Oportunidade perdida e queda das criptomoedas: Clarity Act barrado
O Senado dos EUA barrou o avanço do Clarity Act por 50 a 49 na terça-feira (15). A frustração com a lei de clareza regulatória derrubou o bitcoin, que tentava sustentar os US$ 75 mil, e reacendeu o debate sobre segurança jurídica no setor cripto.
O mercado de criptomoedas viveu seu momento de água no chope na última terça-feira (15).

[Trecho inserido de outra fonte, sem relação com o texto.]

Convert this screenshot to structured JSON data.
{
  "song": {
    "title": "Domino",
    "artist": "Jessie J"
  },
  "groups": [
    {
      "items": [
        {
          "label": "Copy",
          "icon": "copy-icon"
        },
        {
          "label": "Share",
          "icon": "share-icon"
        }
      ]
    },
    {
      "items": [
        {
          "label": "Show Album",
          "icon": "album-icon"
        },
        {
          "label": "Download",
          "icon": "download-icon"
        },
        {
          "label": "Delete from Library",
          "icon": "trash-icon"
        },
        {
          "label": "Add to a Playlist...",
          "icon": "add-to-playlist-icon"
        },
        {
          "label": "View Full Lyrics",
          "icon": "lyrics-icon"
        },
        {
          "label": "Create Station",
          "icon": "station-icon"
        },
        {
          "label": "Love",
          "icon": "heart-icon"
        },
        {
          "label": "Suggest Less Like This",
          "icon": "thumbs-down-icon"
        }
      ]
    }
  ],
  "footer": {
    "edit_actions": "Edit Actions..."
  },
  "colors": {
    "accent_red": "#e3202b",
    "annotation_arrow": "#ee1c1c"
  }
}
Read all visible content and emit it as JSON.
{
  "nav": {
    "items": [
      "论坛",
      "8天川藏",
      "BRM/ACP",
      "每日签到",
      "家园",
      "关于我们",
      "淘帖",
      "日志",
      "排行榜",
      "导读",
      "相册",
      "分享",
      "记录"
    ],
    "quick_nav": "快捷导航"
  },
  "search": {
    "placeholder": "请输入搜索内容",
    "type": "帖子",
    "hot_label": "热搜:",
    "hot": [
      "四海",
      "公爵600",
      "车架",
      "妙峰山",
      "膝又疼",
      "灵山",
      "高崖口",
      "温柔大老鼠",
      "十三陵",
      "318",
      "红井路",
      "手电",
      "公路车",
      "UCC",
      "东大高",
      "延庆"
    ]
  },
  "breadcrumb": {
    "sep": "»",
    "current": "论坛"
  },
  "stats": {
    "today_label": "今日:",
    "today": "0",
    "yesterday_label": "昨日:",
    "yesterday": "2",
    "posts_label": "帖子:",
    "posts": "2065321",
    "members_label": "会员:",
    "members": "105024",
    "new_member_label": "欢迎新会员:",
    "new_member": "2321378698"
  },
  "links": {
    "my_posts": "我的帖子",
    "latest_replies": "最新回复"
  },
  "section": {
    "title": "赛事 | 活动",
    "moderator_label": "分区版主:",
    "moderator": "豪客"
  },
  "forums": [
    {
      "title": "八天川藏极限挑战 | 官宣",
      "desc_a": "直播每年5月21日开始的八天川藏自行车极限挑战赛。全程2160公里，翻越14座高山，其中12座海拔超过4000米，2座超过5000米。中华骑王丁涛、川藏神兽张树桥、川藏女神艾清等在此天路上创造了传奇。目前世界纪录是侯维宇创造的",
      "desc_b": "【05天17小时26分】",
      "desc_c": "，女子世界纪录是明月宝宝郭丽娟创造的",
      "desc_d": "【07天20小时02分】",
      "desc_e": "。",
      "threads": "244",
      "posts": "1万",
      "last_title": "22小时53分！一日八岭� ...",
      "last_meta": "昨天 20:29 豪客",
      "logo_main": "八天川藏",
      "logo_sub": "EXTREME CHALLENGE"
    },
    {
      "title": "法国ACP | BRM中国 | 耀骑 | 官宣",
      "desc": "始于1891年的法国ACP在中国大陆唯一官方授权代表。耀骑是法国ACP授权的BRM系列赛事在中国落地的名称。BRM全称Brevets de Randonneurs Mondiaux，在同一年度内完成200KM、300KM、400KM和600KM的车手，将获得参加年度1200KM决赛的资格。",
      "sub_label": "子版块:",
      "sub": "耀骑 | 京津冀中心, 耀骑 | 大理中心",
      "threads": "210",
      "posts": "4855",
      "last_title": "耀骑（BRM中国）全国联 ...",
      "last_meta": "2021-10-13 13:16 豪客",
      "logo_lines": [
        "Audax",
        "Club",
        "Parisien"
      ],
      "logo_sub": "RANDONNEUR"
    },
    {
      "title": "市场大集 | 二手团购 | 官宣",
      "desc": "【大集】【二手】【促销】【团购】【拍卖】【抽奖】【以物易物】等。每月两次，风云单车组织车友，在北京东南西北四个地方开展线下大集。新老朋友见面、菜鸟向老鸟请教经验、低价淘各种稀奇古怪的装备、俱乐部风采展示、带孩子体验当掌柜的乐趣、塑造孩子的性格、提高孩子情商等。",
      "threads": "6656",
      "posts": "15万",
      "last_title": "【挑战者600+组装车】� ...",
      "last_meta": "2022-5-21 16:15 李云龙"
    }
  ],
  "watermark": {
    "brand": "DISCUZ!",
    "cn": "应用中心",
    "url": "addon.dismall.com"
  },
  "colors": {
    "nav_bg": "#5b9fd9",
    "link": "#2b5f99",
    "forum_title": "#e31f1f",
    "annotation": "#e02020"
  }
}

O Senado norte-americano barrou o avanço da lei de clareza regulatória do setor, o chamado Clarity Act. O placar foi apertado: 50 a 49 para restringir o avanço da legislação.
Analistas e operadores esperavam apoio dos Democratas, já que os Republicanos ocupam 53 cadeiras e precisariam de acordos para garantir a maioria simples de 51 votos. Sem esse respaldo, a proposta travou.

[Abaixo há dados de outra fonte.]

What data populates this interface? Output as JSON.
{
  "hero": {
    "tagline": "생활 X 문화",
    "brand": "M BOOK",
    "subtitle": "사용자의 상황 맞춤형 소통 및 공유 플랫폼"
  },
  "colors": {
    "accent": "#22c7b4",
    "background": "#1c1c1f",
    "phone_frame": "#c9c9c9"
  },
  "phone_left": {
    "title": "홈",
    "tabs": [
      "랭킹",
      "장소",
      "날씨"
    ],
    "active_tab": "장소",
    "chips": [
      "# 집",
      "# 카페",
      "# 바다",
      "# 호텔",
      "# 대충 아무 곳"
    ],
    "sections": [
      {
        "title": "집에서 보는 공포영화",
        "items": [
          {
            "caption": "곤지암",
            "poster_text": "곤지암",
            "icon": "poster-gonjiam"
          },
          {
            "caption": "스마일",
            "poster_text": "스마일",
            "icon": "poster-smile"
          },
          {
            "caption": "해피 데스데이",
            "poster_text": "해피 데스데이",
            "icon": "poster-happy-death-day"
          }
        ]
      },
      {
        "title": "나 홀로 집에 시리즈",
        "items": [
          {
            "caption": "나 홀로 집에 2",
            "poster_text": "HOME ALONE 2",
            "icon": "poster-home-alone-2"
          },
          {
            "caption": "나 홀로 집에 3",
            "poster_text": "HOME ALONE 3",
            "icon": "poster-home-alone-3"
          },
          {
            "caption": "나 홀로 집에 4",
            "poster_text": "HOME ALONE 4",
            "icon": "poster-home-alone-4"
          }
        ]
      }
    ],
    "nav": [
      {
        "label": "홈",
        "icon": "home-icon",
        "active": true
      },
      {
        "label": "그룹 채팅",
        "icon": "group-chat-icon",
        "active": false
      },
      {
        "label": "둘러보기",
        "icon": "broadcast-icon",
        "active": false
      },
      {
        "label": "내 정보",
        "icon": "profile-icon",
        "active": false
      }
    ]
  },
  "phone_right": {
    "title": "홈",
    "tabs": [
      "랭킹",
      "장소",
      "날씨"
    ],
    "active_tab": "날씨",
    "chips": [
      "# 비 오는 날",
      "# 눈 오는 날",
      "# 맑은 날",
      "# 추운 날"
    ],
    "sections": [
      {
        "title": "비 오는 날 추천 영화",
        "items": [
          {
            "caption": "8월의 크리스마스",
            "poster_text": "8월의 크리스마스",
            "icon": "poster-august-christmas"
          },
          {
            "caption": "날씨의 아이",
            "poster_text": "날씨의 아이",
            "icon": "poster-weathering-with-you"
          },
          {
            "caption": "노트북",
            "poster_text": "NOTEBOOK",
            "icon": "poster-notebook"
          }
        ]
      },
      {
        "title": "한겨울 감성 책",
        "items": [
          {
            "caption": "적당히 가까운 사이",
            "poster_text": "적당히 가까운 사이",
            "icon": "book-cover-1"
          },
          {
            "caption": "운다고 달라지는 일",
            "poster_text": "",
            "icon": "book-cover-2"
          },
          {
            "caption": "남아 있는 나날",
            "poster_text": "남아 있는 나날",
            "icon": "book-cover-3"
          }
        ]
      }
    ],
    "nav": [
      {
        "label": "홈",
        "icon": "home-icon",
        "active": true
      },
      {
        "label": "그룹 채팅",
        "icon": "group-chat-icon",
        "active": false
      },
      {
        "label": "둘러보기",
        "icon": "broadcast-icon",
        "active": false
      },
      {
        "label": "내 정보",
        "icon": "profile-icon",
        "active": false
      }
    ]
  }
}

O ponto mais sensível da discussão foi o lucro de figuras públicas com criptomoedas. Os Democratas citaram os recentes ganhos do presidente americano, Donald Trump, com ativos digitais, mencionando exemplos como o lançamento do Official Trump (TRUMP) e da stablecoin da World Liberty, de uma empresa ligada à família Trump. Ainda que parte dos democratas seja favorável à indústria e apoie a ideia de regulamentação, os parlamentares têm exigido fortes salvaguardas éticas para impedir que o presidente e sua família enriqueçam enquanto ele está na Casa Branca.
Segundo Pedro Fontes, analista de Research do Mercado Bitcoin, a importância do projeto vai além da organização regulatória. Um marco legal mais claro pode facilitar a entrada de novos participantes institucionais, ampliar a liquidez e estimular o desenvolvimento de novos produtos financeiros baseados em ativos digitais.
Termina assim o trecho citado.